Another lesson I learned from Buddhism came later, as I was listening to a frequent refrain of Pema Chodron’s: Let go of the story. All of a sudden, I heard this suggestion in a new way — or maybe I really heard it for the first time. And I allowed myself to experiment. I tried moving from moment to moment without dragging along that burdensome linking narrative of life plans lined up just so. I discovered that it was much easier to undergo an experience like fertility treatment without thinking that each injection was going to be the one that would change our fate. I let go of the notion that if we ate healthily and drank moderately, slept sufficiently, thought affirming thoughts, read the right books, everything would work out the way we wanted it to.
No stories, no solutions, no tricks, nothing to do but submit to a spin of the wheel of fortune — or (more precisely) a chemical reaction in a petri dish: these are not easy concepts to wrap a 21st century mind around.

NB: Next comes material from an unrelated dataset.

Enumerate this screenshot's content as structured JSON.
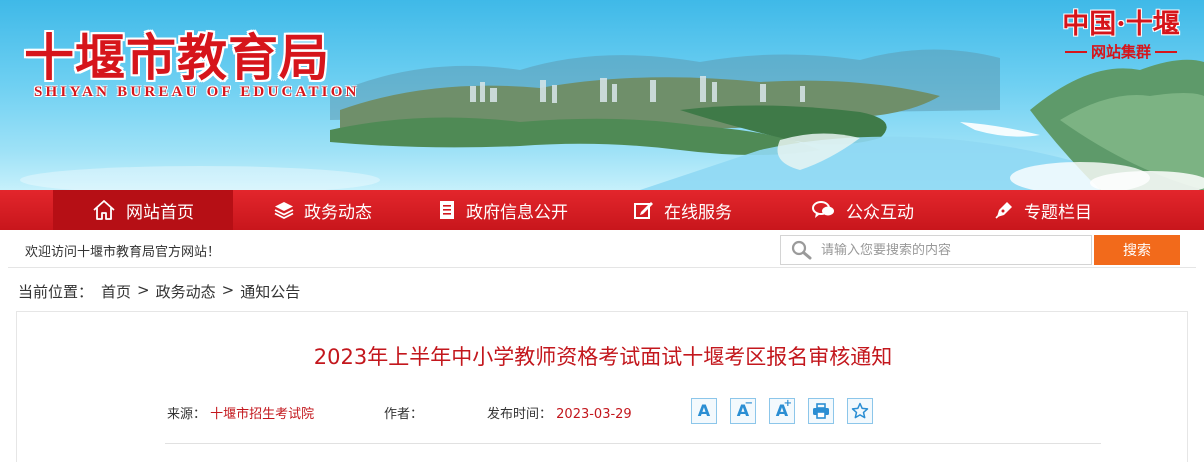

With distance I now see that all the meditation in the world could not have concentrated me in the moment the way that four years of infertility treatment did. Committed to a goal that was plainly in sight but tantalizingly out of reach, in the end all I could do was follow the steps, administer the drugs, let someone else temporarily seize control of my and my wife’s bodies and fate. In between I simply existed. And each moment was agonizingly, weirdly vivid, because I was more rooted in the present than at almost any other moment in my life. I came to see that the only thing any of us has the slightest control over is the beginning of the experience. The middle is where you learn to wait, to let go of the story and to make peace with not knowing. The middle is where you truly learn how to live.